台南に来て2日が過ぎた。短い滞在だからといって、決して急がず、のんびりと運河沿いの台南を歩いて過ごす。台湾は蒸し暑いと思っていたけれど、日差しが強くても空気はカラっと乾いているので不快感はない。季節は初秋。でも南国の夏を実感する。2時間以上歩いていた私は、のどがカラカラ。水分補給をしなければと、少し危機感に襲われる。

運河沿いを歩く前、私は台南駅を訪れて、明日の台北行き特急列車のチケットを手に入れていた。大切なチケットをポケットにしまって駅舎を出るとき、ふと、一緒に台南駅で降りた「おばさん」のことを思い出す。それは、高雄駅から出発する列車の中で出会い、台南駅前で別れるまでの間にいろいろな話をして過ごした旅の思い出。そして、私という日本人が心を揺さぶられる懐古的な物語。

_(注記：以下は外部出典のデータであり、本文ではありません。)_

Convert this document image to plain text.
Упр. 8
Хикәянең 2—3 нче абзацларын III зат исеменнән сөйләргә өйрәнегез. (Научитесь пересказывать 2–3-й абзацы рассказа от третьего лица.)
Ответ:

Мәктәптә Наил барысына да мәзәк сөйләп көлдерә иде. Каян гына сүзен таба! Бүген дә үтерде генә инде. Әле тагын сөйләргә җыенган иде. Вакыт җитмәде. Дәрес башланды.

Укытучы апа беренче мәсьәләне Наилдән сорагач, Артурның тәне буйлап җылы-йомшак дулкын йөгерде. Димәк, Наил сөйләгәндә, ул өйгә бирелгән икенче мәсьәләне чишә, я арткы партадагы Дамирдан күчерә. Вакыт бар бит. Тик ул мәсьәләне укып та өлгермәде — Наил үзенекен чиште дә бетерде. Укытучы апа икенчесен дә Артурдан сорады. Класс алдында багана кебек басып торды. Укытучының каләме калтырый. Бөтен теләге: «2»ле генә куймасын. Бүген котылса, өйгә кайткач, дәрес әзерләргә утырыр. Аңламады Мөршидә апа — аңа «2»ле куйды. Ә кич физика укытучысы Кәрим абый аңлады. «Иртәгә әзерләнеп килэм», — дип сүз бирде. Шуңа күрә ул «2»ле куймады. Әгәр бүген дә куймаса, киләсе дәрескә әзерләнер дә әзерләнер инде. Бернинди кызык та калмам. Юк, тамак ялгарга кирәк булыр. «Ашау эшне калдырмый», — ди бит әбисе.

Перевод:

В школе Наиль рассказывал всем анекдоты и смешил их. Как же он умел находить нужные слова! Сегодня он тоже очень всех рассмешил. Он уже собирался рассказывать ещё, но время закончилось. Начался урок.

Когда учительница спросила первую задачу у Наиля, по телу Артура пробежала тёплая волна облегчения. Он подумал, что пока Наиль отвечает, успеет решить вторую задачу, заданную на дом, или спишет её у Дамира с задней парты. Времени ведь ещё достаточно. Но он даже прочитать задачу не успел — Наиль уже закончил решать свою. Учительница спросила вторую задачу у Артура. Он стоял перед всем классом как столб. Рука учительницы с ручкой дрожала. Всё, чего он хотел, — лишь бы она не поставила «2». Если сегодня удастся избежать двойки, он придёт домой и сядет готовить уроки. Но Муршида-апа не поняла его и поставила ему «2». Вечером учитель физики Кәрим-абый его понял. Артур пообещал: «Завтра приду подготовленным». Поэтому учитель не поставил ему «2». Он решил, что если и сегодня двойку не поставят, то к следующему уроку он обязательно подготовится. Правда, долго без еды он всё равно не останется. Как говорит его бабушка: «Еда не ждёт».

列車の中で隣席だったおばさんは、車窓からの眺めをていねいに説明してくれるだけじゃなく、昔の日本統治時代の台湾のことを織りまぜながら案内してくれた。あの工場は日本軍が残した施設であるとか、日本が去って中国大陸から来た人々が、おばさんのすべてを奪ったことも、古い時間を感じさせる語り口で話はどんどん進んでいく。大陸から大勢の人が押し寄せたとき、台湾では中国人による窃盗が多くて昔は物騒だったという。「戦争で日本が負けなければ、台湾はもっと発展していたでしょうね」と、笑みを浮かべながら語るおばさんに、複雑な思いが走り出す。

日本という国に対しての想いが、同じように支配された過去を持つ韓国・朝鮮の人々と、なぜこんなにも違うのだろう。 日本が台湾を統治した時代、もちろん台湾人は日本人に差別を受け、日本語学習を強制された。戦争で無理やり徴兵され、日本軍として中国大陸で戦った人もいたはずだ。なのになぜ? 「それはきっと、その後の中国大陸(国民党)支配がひどかったから」と、私はすぐに自分の頭の中で答えを出す。そして、何かの本に書いてあった「犬が去って豚が来た」という言葉も同時に思い出す。韓国・朝鮮とはたどる歴史が違っていたのだから仕方がないと思いつつ、もう一方では、何かスッキリしない自分自身の気持ちが、のどの奥で言葉を詰まらせていた。

台南駅から市街地を抜け、運河街を通り過ぎ、私はひたすら歩き続けている。大量の汗をかいてTシャツはびっしょり濡れてしまったけれど、蒸さない気候と心地よい風が不快感を与えない。南国の日差しはとても強く、汗で冷えた私の体をあっという間に加熱して乾かしてしまう。どこかでのどを潤おそうと飲料店を探してみるけれど、なかなかお店は見つからない。